Be’chol Lashon grew out of the Institute for Jewish & Community Research’s studies on multiracial and non-white Jews, after discovering that participants gathered for focus groups “overwhelmingly wanted to get together again.”

“People felt a sense of isolation, they didn’t know other people like themselves,” said the organization’s director Tobin, who is white, but has an adopted African-American son.

One common denominator among non-white Jews, according to the UJA-Federation study, is relatively low rates of Jewish engagement.

The study reports that respondents in nonwhite households “tend to eschew any denominational affiliation,” and are far more likely to be intermarried (54 percent versus 18 percent for all-white Jewish households — not surprising, since many interracial couples are also interfaith). Significantly fewer join synagogues (27 percent versus 47 percent), very few have mostly Jewish friends (18 percent versus 57 percent — again, not surprising considering that many have non-Jewish family members) and their use of Jewish day schools is less than half that other Jewish households.

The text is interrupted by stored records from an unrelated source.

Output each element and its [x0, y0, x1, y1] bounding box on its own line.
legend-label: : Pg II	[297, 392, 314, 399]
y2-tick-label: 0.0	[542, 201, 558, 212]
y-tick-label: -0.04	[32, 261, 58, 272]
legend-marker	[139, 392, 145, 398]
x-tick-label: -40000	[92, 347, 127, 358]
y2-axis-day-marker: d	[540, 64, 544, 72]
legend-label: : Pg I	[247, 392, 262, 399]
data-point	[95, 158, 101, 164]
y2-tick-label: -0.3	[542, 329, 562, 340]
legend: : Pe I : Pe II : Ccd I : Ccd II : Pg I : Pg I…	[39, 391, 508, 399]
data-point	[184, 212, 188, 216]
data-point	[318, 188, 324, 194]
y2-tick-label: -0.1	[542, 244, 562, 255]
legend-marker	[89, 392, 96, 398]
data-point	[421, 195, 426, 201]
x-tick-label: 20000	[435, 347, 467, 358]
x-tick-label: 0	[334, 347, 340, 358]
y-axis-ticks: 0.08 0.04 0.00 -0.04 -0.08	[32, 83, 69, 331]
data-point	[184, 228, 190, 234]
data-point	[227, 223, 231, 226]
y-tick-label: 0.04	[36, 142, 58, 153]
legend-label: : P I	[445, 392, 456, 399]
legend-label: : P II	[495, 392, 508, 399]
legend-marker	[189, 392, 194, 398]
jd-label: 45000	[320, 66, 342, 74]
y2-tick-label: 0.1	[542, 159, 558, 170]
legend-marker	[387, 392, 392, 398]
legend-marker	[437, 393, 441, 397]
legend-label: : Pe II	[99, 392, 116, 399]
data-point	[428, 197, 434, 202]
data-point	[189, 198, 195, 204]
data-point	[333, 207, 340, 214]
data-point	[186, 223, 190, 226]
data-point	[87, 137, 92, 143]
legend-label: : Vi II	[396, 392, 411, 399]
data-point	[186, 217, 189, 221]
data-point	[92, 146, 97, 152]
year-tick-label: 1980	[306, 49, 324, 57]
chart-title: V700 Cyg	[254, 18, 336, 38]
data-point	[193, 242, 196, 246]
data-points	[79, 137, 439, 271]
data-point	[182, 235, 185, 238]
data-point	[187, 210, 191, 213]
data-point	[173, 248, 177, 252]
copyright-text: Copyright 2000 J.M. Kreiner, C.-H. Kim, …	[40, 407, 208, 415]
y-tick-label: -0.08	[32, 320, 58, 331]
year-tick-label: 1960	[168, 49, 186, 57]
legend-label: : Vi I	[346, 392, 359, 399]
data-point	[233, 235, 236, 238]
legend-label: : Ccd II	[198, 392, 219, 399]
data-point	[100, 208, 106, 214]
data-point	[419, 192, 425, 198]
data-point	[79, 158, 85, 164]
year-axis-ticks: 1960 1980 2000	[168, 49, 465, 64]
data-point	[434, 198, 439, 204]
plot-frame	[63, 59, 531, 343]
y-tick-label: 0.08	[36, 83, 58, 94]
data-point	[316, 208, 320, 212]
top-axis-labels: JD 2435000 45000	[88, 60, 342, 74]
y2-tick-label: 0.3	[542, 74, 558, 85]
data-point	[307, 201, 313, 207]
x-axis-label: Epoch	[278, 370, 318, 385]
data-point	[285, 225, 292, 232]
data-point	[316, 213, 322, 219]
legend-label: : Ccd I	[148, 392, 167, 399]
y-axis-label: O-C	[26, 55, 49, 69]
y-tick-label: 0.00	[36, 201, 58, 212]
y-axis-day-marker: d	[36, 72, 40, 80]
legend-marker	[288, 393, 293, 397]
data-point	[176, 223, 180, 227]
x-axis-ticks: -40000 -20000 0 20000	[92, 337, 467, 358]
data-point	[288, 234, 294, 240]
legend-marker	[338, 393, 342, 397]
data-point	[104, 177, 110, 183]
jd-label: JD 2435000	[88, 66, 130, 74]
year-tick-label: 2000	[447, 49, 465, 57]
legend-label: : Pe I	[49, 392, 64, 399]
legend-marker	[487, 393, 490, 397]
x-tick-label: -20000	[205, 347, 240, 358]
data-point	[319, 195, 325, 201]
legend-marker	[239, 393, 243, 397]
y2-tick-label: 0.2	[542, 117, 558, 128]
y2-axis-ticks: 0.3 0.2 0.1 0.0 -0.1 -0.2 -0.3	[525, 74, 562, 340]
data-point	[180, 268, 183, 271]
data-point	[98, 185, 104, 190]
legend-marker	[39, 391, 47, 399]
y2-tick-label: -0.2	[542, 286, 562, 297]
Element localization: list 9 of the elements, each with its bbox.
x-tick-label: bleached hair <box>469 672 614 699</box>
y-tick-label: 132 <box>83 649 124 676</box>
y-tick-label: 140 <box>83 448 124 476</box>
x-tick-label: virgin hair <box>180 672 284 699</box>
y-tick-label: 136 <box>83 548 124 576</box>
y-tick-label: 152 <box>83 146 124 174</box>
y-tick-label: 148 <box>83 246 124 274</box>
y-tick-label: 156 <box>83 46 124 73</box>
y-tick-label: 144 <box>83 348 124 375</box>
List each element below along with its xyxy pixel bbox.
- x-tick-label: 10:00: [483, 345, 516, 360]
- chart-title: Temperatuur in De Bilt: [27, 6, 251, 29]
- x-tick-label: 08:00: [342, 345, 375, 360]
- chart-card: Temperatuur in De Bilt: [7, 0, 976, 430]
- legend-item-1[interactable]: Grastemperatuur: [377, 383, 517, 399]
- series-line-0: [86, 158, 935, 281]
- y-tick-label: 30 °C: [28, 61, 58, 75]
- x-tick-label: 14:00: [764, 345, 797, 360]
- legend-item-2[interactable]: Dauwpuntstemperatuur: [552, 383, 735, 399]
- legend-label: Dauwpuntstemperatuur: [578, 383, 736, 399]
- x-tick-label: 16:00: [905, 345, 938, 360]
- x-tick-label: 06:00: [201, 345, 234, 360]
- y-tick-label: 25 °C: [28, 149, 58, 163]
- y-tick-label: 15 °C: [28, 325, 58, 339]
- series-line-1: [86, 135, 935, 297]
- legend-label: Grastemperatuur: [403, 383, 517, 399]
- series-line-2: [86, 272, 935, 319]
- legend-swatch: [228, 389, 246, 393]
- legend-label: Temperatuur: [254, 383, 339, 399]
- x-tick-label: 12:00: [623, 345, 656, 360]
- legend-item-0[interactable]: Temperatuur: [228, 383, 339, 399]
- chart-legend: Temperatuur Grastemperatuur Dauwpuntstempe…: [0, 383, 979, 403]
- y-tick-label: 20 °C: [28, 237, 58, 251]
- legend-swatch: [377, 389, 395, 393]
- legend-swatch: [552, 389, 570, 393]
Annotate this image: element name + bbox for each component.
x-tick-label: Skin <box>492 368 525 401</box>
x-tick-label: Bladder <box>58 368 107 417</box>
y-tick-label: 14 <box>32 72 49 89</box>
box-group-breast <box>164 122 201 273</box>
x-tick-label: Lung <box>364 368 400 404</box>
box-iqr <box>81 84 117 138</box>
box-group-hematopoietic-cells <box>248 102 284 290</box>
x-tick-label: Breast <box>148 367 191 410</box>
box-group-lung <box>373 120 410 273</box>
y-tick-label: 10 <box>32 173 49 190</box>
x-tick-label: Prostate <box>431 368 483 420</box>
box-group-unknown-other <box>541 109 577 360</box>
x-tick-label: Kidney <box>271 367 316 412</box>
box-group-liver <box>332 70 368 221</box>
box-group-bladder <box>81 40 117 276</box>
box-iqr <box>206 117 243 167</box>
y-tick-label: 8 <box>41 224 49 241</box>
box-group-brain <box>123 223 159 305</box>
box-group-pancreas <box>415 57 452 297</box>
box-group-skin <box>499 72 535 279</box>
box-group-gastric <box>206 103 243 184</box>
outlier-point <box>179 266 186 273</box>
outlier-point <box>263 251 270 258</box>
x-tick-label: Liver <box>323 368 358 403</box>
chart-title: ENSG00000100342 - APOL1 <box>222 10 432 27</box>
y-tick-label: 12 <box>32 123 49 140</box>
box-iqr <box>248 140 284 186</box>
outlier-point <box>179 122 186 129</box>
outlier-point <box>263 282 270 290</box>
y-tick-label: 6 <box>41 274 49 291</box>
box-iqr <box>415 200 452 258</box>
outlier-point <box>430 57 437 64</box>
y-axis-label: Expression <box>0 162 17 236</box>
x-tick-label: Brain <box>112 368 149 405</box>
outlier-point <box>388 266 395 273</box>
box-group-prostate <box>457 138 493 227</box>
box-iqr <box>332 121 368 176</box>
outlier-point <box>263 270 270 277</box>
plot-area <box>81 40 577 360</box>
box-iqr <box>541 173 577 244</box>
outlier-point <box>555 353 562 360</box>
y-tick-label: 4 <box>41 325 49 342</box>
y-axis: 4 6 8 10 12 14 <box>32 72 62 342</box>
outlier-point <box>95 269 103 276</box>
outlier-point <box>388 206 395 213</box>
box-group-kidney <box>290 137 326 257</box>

Cohen, the study’s co-author, said multiracial and non-white Jewish households have a “very similar profile to that of the intermarried, with possibly more geographic spread.”

One of Be’chol Lashon’s goals is to bridge that gap between Jews of color and the organized Jewish community — by increasing awareness in mainstream groups about non-white and multiracial Jews and the “global nature of the Jewish community,” and by encouraging mainstream groups to host Be’chol Lashon programs.

“All our events are now partnered with a mainstream Jewish organization; it’s part of our policy now, so people are coming into Jewish spaces,” Tobin said.

Central Synagogue’s Rabbi/Cantor Buchdahl remains one of only a handful of non-white and multiracial Jewish clergy members.

But she said she’s raising fewer eyebrows than she once did.

“Ten years ago, even if I led an entire service in Hebrew, people would still challenge me afterwards with ‘Are you Jewish?’” she recalled. “It was such a disconnect for them, they couldn’t reconcile it. But these days, people might ask questions, but they don’t challenge me in the same way.”